Kapitel 41
Jared verließ den Landeplatz.
Die verlassene Herberge sah heruntergekommener aus
als noch vor einem halben Jahr, als er Lia dorthin gebracht hatte,
damit sie Heilung von den Vipernrattenbissen finden konnte. Dennoch
war der Ruf, der subtiler als ein Gedanke gewesen war, wie zuvor
von dort gekommen.
Er betrat die Herberge. Als er ein paar Schritte in
den Raum getan hatte, erblickte er den Tisch in der Nähe der
Treppe, die Weinflasche, die beiden Gläser und den wunderschönen
Mann mit den goldenen Augen, der dort saß und auf ihn
wartete.
»Leistest du mir bei einem Glas Wein Gesellschaft,
Lord Jared?«, fragte Daemon.
Jared lächelte. Er knöpfte sich den schweren
Wintermantel auf und ging auf den Tisch zu. »Das werde ich
gern.«
Daemon musterte ihn so lange, dass Jared sich
unsicher mit der Hand durchs Haar fuhr. Er hatte sich den Bart
abrasiert, der sein Gesicht den kalten Bergwinter hindurch gewärmt
hatte. Doch er hatte sich das Haar lang genug wachsen lassen, um es
zusammenbinden zu können, und hatte sich noch nicht entschlossen,
es wieder abzuschneiden. Seine Kleidung konnte, selbst wenn man es
äußerst gnädig formulierte, höchstens als robust und warm
bezeichnet werden.
Gemessen an Daemons gepflegter Eleganz kam er sich
äußerst schmuddelig vor.
Und das gefiel ihm ganz und gar nicht.
In Daemons Augen trat ein belustigtes
Glitzern.
Jared ließ seufzend die Hand sinken. Daemon wusste,
was er dachte, zur Hölle mit ihm!
»Du hast deine Sklavenhaut abgeworfen«, sagte
Daemon mit leiser Anerkennung.
Jared setzte sich und goss sich ein Glas Wein ein.

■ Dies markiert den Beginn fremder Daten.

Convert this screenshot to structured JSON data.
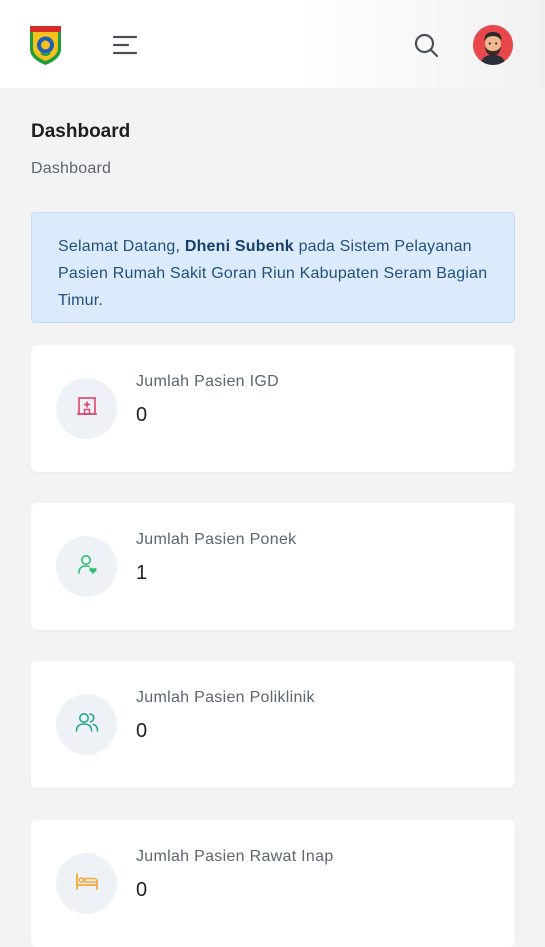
{
  "header": {
    "logo_icon": "regency-emblem-icon",
    "menu_icon": "hamburger-menu-icon",
    "search_icon": "search-icon",
    "avatar_icon": "user-avatar-icon"
  },
  "page": {
    "title": "Dashboard",
    "breadcrumb": "Dashboard"
  },
  "welcome": {
    "prefix": "Selamat Datang, ",
    "user_name": "Dheni Subenk",
    "suffix": " pada Sistem Pelayanan Pasien Rumah Sakit Goran Riun Kabupaten Seram Bagian Timur."
  },
  "stats": [
    {
      "label": "Jumlah Pasien IGD",
      "value": "0",
      "icon": "hospital-icon",
      "color": "#e0436a"
    },
    {
      "label": "Jumlah Pasien Ponek",
      "value": "1",
      "icon": "user-heart-icon",
      "color": "#2fbf71"
    },
    {
      "label": "Jumlah Pasien Poliklinik",
      "value": "0",
      "icon": "users-icon",
      "color": "#26a98a"
    },
    {
      "label": "Jumlah Pasien Rawat Inap",
      "value": "0",
      "icon": "bed-icon",
      "color": "#f2a93b"
    }
  ],
  "colors": {
    "alert_bg": "#dcebfb",
    "alert_text": "#23517c",
    "page_bg": "#f3f3f3"
  }
}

Es überraschte ihn, dass Daemons Anerkennung ihm so viel
bedeutete.
Aber war das nicht einer der Gründe, weswegen er
überhaupt hergekommen war?
Daemon spielte mit seinem Weinglas. »Ich bin froh,
dass du gekommen bist. Voraussichtlich werde ich einige Zeit lang
an der kurzen Leine gehalten werden. Von daher ist es
unwahrscheinlich, dass wir uns noch einmal begegnen werden.«
Jared verspannte sich. »Dorothea kann dich nicht
mit dem, was passiert ist, in Verbindung bringen.« Mutter der
Nacht, das hoffte er jedenfalls! Er wollte sich lieber nicht
vorstellen, wie Daemons Leben aussähe, wenn sie es doch tat.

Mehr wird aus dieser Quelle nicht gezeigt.